„Welt“-Vorwürfe gegen Wallraff: Alle Jahre wieder

Die Geschichte ist zwar mehr als dünn, doch Springer legt nach: Laut „Welt“ betreibt Günter Wallraff mit seinen journalistischen Arbeitsmethoden „klassische Agententätigkeit“.

„Gestatten, Wallraff – Günther Wallraff. Agent 00 Wallraff, geschüttelt, nicht gerührt.“ Bild: dpa

Dass mancher bei Axel Springer die „DDR“ leicht überschätzt und vor allem der Stasi zutraut, für alles Schlechte dieser Welt verantwortlich zu sein und bei den „Linken“ sowieso stets die Finger mit drin zu haben, ist ein alter Hut.

Genauso wie der, dass auch ein Mensch und Journalist wie Günter Wallraff nicht alles alleine schafft und mit Mitarbeitern zusammenarbeitet. Sich – manchmal – auch mit ihnen überwirft, und darüber nicht ganz so gerne redet. Auch die Stasi hatte Mitarbeiter, inoffizielle zumal. Was aber nicht heißen muss, dass diese beiden Erkenntnisse unter einen Hut gehen.
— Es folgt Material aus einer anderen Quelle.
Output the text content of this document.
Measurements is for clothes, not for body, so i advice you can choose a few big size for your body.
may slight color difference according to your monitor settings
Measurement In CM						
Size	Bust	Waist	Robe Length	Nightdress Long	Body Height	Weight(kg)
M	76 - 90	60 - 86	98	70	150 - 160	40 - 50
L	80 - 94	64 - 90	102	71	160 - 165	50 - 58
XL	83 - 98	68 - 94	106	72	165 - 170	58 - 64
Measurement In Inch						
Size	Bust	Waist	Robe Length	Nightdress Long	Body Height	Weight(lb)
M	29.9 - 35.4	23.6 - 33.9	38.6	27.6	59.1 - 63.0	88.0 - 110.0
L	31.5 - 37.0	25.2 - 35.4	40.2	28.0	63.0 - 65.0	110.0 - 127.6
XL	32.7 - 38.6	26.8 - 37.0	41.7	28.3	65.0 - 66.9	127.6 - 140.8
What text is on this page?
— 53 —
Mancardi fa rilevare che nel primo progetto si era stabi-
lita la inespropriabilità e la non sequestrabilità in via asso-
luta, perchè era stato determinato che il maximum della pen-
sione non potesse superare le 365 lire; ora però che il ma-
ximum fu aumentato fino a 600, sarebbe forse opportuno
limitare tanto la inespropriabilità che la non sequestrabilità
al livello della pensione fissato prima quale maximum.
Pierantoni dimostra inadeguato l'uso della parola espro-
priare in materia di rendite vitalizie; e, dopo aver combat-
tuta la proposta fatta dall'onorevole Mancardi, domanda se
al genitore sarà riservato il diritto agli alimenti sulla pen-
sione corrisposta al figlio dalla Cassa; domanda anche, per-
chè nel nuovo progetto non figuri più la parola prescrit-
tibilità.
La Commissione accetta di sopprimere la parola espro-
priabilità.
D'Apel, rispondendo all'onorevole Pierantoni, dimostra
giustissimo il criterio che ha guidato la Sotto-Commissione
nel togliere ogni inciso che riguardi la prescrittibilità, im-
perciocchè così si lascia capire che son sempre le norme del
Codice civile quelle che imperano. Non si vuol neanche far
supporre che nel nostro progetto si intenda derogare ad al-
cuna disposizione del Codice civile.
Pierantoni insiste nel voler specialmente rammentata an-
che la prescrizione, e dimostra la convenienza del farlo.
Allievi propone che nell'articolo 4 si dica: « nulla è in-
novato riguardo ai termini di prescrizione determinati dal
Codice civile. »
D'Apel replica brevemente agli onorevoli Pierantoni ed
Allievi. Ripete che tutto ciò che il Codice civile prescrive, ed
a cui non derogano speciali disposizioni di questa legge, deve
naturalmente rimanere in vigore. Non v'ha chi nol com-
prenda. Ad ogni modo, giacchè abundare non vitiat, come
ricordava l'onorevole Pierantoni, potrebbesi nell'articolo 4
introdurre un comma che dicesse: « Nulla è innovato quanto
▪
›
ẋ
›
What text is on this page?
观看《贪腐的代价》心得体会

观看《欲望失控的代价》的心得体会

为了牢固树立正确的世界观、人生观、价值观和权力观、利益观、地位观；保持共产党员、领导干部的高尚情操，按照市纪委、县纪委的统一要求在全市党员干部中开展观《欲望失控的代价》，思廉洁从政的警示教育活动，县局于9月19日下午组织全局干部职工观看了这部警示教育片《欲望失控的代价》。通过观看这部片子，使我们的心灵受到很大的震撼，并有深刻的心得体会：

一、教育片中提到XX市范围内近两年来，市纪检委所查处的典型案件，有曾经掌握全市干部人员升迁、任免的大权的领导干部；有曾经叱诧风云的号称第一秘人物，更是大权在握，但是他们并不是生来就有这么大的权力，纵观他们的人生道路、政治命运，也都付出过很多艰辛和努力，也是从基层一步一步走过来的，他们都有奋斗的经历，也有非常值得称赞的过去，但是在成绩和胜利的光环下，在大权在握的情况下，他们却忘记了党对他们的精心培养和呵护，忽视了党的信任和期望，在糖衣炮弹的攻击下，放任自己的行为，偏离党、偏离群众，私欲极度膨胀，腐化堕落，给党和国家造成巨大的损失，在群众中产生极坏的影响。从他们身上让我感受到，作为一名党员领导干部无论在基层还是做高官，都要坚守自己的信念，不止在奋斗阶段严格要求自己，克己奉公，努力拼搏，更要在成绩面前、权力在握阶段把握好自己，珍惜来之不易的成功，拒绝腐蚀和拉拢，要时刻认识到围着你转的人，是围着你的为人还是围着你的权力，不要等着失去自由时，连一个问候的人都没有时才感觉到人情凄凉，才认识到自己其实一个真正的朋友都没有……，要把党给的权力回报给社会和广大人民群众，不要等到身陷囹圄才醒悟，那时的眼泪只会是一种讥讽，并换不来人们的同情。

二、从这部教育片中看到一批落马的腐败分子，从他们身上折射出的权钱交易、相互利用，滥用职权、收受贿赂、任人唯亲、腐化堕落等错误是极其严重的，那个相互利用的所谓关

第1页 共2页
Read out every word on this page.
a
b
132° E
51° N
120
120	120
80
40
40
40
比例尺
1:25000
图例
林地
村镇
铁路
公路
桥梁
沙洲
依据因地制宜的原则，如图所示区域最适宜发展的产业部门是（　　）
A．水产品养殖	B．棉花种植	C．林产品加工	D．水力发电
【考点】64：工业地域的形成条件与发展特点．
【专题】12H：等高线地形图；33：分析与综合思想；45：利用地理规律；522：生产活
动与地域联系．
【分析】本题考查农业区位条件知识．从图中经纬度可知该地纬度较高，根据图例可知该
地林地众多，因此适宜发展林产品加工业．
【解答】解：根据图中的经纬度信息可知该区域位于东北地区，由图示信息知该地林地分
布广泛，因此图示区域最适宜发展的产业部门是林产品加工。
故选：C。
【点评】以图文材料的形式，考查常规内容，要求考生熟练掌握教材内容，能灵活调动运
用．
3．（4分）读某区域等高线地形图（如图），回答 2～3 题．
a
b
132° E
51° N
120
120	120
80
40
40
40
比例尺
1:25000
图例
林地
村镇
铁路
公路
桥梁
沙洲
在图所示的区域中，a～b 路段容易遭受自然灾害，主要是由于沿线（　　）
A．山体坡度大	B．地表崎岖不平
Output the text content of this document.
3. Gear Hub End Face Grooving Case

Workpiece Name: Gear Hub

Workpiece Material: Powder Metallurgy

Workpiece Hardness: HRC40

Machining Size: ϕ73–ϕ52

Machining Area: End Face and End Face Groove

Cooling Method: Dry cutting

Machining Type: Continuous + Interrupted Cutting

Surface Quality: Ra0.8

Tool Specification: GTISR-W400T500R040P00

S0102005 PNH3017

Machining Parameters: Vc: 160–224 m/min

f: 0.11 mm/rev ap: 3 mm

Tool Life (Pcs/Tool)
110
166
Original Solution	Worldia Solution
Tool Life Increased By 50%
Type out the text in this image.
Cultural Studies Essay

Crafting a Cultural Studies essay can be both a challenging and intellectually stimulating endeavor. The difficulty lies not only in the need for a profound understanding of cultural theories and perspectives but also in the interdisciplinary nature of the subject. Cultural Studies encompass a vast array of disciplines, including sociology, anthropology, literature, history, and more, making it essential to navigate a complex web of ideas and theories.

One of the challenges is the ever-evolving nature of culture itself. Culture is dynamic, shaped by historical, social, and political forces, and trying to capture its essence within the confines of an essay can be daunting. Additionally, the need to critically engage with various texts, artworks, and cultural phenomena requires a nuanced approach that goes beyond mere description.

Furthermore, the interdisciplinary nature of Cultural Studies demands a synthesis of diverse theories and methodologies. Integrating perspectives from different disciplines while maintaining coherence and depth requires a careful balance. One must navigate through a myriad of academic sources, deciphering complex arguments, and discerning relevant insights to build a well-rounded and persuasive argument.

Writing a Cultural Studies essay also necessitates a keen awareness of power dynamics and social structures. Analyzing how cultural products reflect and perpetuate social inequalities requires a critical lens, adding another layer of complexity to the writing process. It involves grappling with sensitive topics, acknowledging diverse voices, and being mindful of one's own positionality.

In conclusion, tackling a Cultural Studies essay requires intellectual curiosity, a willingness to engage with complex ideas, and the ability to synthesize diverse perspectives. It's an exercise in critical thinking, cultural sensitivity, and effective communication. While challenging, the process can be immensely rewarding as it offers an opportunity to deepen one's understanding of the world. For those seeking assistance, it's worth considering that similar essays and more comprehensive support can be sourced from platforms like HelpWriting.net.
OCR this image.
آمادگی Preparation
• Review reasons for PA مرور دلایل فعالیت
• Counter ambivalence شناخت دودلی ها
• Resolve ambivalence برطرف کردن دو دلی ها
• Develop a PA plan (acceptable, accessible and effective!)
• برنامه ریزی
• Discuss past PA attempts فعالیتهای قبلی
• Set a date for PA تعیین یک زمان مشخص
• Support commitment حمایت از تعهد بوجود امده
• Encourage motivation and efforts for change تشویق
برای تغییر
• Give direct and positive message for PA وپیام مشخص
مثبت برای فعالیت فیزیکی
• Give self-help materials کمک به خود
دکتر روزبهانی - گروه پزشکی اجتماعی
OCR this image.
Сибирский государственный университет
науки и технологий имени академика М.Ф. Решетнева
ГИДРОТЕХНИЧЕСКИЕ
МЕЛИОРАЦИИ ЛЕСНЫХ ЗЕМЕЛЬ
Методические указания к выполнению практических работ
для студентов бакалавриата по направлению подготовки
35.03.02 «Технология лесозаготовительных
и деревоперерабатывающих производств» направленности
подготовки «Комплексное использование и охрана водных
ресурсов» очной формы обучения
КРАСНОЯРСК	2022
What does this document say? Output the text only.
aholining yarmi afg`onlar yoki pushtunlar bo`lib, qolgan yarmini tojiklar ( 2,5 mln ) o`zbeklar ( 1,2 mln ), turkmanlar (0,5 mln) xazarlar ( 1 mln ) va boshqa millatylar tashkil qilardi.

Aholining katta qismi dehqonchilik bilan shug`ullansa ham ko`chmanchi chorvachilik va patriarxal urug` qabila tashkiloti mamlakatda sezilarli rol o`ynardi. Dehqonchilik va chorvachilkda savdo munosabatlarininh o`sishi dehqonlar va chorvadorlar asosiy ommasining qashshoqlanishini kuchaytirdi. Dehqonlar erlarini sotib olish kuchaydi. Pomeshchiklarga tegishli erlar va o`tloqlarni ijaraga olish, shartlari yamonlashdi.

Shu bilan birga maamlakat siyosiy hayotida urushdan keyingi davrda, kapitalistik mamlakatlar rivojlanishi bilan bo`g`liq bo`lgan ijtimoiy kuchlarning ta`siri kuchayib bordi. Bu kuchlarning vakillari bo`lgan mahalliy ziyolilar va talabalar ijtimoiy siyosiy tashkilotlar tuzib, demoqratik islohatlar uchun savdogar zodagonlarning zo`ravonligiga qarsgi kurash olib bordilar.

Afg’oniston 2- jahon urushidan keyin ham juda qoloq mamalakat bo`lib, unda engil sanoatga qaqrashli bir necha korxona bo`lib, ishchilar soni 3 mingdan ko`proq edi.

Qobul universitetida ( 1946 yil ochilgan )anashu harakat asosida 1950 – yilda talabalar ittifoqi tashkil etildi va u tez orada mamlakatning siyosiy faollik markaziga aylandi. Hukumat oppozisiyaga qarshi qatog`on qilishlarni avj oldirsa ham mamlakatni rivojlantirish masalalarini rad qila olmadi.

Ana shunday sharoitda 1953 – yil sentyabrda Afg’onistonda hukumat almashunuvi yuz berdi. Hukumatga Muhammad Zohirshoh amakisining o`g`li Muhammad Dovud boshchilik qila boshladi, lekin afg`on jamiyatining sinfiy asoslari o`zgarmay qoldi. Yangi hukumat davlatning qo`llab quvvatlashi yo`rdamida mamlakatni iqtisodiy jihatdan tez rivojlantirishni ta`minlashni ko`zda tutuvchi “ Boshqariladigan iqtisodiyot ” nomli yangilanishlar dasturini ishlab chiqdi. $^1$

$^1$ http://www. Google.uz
Die Welt versucht es dennoch, zehn Tage vor der großen Sause zu Axel Springers Hundertstem soll Wallraff nun zur Strecke gebracht – pardon: soll über die „Ikone des bundesrepublikanischen Journalismus“ (Welt am Sonntag) aufgeklärt werden.

Das Ganze startet mit einem B-Movie-tauglichen Einstieg im CIA-Hauptquartier in Langley, Virginia: „Langley, Virginia. Es regnet, der Wind weht steif an diesem Frühlingsmorgen, der Himmel ist verhangen. Ein grauhaariger Mann im dunklen Anzug und weißen Hemd geht durch den Empfangssaal, sein Schritte hallen ...“ Und zwar offenbar bis ins Hirn der Welt-Kollegen. Alles raunt bedeutungsschwanger.

Dünne Belege

Allein, die Belege bleiben so dünn wie zuvor: Wallraff ist von der Stasi als IM der Kategorie „A-Quelle“ geführt worden, was für „Abschöpfen“ steht, und kein Beleg dafür ist, dass die Abgeschöpften von ihrer Karteikarte wussten. Das ist auch nicht neu, genau so wenig, dass Wallraff stets jeglichen Stasi- und sonstigen geheimen Dienst dementiert hat.

Auf vier Seiten zelebrierte die WamS am 23. April dennoch die Tatsache, dass nun ein Mitarbeiter an Wallraffs Buch „Ganz unten“ von 1988 IM gewesen sein soll. Der Mann schweigt, Wallraff sagt, er wisse von dem Verdacht erst seit der Wende. Und geradezu rührend fragt die Welt: „Kam Ali aus Ost-Berlin?“

Klar, möchte man da rufen: Die beschissenen Zustände für Leiharbeiter in der deutschen Industrie, die Fremdenfeindlichkeit, und selbst die Tatsache, dass damals die Bild-Zeitung noch locker über vier Millionen Exemplare verkaufte – alles von Mielkes Mannen ferngesteuert.

„Klassische Agententätigkeit“

Doch bei Springer nimmt man, allen verbalen Entspannungsversuchen des Konzernchefs Mathias Döpfner zum Trotz, derlei weiter für bare Münze. Und kolportiert noch mal das Stasi-Gerücht, nach dem Wallraff selbst CIA-Agent hatte werden wollen, weil es so schön zum bedeutungsschwangeren Einstieg passt.

Am 23. April legt dann Welt-Gruppenchefredakteur Jan-Eric-Peters per Kommentar nach. „Auch wenn Wallraff bis heute jede aktive Zusammenarbeit abstreitet, die Indizien sind erdrückend und kein vernünftiger Mensch, der den Fall genauer kennt, zweifelt ernsthaft an Wallraffs Geheimdienst-Verstrickungen“, schreibt Peters über die Welt-„Enthüllung“. Und: „Wahrscheinlich ist 'wallraffen' in Wahrheit vor allem eines: klassische Agententätigkeit.“

Warum sich bei Springer eigentlich immer wieder Chefredakteure für klassische Knallchargentätigkeit hergeben, wüsste man schon gerne. Und was einen dann auch noch interessieren würde: Wie nennt man eigentlich Mitarbeiter von Bild-Redaktionen wie der in Köln, wohin im November 1976 Wallraffs Telefonate zum Mithören umgeleitet wurden? Und dass kein vernünftiger Mensch, der den Fall genauer kennt, ernsthaft daran zweifeln kann, dass das wahrscheinlich nicht ganz zufällig geschah?